Buckley would go on to many another triumph, from his founding of National Review to his innumerable columns, essays, novels, books, travels, grand adventures and grander spoofs. My favorite among his book titles was the one he gave his history of the National Review. It's enough to warm the heart, and gut, of any editorial page editor: "Cancel Your Own Goddam Subscription." As one of his critics noted, he had a talent unusual in someone of deep political convictions; he was unlikely to "ruin a dinner party." Quite the contrary. Where Buckley was, there was festivity.
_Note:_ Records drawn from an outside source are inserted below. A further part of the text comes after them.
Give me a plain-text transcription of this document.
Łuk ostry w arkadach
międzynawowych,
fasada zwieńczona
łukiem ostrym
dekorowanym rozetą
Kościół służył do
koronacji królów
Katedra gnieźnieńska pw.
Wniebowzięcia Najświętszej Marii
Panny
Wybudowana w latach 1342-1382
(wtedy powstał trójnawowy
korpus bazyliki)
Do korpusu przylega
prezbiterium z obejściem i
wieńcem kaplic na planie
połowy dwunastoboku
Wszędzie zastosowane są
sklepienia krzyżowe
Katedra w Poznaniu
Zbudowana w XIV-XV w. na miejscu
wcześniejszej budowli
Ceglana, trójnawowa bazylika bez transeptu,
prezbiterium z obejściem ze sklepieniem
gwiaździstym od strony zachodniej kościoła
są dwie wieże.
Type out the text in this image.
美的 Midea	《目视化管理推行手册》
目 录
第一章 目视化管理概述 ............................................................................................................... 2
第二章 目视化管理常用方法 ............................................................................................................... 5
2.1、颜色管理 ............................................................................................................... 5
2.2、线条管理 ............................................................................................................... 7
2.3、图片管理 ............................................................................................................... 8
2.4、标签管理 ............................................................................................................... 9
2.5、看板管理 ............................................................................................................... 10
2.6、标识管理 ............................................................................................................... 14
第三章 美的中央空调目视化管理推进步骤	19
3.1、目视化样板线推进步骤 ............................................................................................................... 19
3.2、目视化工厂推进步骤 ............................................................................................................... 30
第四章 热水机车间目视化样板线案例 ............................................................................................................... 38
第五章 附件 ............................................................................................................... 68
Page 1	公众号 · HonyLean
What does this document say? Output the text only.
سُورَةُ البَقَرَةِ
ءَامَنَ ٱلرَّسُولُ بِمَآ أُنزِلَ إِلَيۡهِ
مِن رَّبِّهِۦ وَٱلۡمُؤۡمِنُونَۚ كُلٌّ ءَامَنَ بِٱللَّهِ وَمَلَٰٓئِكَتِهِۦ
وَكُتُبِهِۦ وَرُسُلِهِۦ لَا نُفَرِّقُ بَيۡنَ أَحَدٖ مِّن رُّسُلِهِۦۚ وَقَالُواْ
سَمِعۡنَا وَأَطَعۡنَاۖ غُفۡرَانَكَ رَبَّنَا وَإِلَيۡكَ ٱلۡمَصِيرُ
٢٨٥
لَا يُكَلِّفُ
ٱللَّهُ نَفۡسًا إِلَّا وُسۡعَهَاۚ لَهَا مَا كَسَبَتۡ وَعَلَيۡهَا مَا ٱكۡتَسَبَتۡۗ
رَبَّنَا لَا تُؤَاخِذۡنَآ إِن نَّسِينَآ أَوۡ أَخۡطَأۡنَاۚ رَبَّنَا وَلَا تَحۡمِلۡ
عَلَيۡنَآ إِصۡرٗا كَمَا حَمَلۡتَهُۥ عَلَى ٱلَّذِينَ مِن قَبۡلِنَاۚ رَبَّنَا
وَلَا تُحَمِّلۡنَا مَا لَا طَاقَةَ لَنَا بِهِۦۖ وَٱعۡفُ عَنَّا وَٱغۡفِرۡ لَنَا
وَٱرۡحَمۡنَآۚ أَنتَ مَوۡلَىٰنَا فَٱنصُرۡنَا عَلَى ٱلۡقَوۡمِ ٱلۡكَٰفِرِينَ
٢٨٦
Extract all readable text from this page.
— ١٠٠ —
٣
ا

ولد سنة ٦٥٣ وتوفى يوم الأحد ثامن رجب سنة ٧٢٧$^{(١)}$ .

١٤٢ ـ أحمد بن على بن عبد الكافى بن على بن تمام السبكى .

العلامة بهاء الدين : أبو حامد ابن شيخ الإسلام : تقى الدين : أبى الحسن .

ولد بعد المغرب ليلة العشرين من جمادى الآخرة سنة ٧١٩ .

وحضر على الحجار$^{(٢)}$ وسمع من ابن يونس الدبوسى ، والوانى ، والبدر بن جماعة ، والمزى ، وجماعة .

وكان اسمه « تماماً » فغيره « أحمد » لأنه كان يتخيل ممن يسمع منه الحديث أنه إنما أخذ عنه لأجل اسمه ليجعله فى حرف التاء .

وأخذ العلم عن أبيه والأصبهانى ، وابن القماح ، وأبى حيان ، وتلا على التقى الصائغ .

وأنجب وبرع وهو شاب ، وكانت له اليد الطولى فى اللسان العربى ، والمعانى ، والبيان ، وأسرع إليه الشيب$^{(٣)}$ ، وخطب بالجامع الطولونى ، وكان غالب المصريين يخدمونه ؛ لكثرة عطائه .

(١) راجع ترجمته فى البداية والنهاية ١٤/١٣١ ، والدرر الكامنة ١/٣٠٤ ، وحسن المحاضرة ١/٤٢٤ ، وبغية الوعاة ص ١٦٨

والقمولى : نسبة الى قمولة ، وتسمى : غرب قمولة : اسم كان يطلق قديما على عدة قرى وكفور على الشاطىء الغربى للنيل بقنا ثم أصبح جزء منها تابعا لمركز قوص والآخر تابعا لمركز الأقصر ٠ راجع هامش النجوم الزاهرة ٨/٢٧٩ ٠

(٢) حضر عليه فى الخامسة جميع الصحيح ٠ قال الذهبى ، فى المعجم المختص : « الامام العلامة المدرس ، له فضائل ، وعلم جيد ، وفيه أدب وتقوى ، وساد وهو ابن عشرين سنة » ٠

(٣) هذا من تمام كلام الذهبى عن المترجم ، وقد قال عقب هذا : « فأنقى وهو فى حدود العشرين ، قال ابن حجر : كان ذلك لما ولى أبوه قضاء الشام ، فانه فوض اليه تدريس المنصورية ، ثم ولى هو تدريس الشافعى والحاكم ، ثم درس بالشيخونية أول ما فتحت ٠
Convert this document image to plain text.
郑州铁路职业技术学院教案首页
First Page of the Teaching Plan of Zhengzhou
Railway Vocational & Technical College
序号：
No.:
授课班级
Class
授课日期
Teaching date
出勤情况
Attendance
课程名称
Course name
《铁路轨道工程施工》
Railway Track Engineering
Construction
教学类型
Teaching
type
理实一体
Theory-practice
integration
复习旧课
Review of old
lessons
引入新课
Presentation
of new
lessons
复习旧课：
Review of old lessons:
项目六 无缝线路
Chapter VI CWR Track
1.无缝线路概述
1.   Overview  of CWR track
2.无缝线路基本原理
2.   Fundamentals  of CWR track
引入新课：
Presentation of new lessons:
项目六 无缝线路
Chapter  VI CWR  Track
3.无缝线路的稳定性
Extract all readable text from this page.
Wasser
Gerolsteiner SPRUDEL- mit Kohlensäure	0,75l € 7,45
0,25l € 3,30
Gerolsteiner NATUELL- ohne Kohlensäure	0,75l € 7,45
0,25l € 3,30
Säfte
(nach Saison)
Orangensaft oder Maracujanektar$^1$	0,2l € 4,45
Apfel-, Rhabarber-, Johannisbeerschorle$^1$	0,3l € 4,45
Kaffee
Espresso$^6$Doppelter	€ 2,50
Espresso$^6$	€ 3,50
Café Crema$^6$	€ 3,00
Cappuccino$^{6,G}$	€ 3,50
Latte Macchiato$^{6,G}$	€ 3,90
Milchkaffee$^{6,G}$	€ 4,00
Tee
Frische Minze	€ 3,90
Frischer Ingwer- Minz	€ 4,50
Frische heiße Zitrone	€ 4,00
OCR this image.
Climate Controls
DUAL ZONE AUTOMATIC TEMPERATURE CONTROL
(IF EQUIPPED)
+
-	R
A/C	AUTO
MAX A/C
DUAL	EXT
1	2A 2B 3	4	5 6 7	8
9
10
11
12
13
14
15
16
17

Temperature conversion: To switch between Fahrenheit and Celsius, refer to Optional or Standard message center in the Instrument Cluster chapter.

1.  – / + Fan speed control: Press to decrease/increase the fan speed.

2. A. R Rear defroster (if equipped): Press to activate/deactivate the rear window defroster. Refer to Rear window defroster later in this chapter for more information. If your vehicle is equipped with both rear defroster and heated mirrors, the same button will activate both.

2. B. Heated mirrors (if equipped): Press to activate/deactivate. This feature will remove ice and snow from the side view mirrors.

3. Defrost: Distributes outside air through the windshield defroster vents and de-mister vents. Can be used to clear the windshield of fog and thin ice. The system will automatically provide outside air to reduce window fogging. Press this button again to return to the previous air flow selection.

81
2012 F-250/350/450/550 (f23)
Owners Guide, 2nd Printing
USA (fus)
If you seek his monument today, just look around. Conservatism is now the dominant American political philosophy, and liberalism the series of irritable mental gestures. But nothing disorganizes an army or cause like victory. Conservatism's intellectual dominance now shows in its smug self-satisfaction, its various cracks and fault lines, its slow subsidence from fighting idea to just reflex, its progression from courage to hubris. And there is no new Buckley in sight, someone who could both mobilize and re-invigorate the old true ideas, even while entertaining us all. But the sea change i American ideas that he presided over is unmistakable.


Between them, William F. Buckley in "G-d and Man at Yale," and his friend, mentor and conscience, Whittaker Chambers in "Witness," made a revolution in American political thought and action even if few could see it coming. It was Buckley's National Review that midwifed the intellectual revolution that preceded the popular one, as intellectual revolutions do. His wit, promise and general lilt overlay a steely mind and will that was Roman in the sense of both the Republic and the Church. What a rarity he was, unfortunately. Something tells me we have only begun to miss William F. Buckley Jr.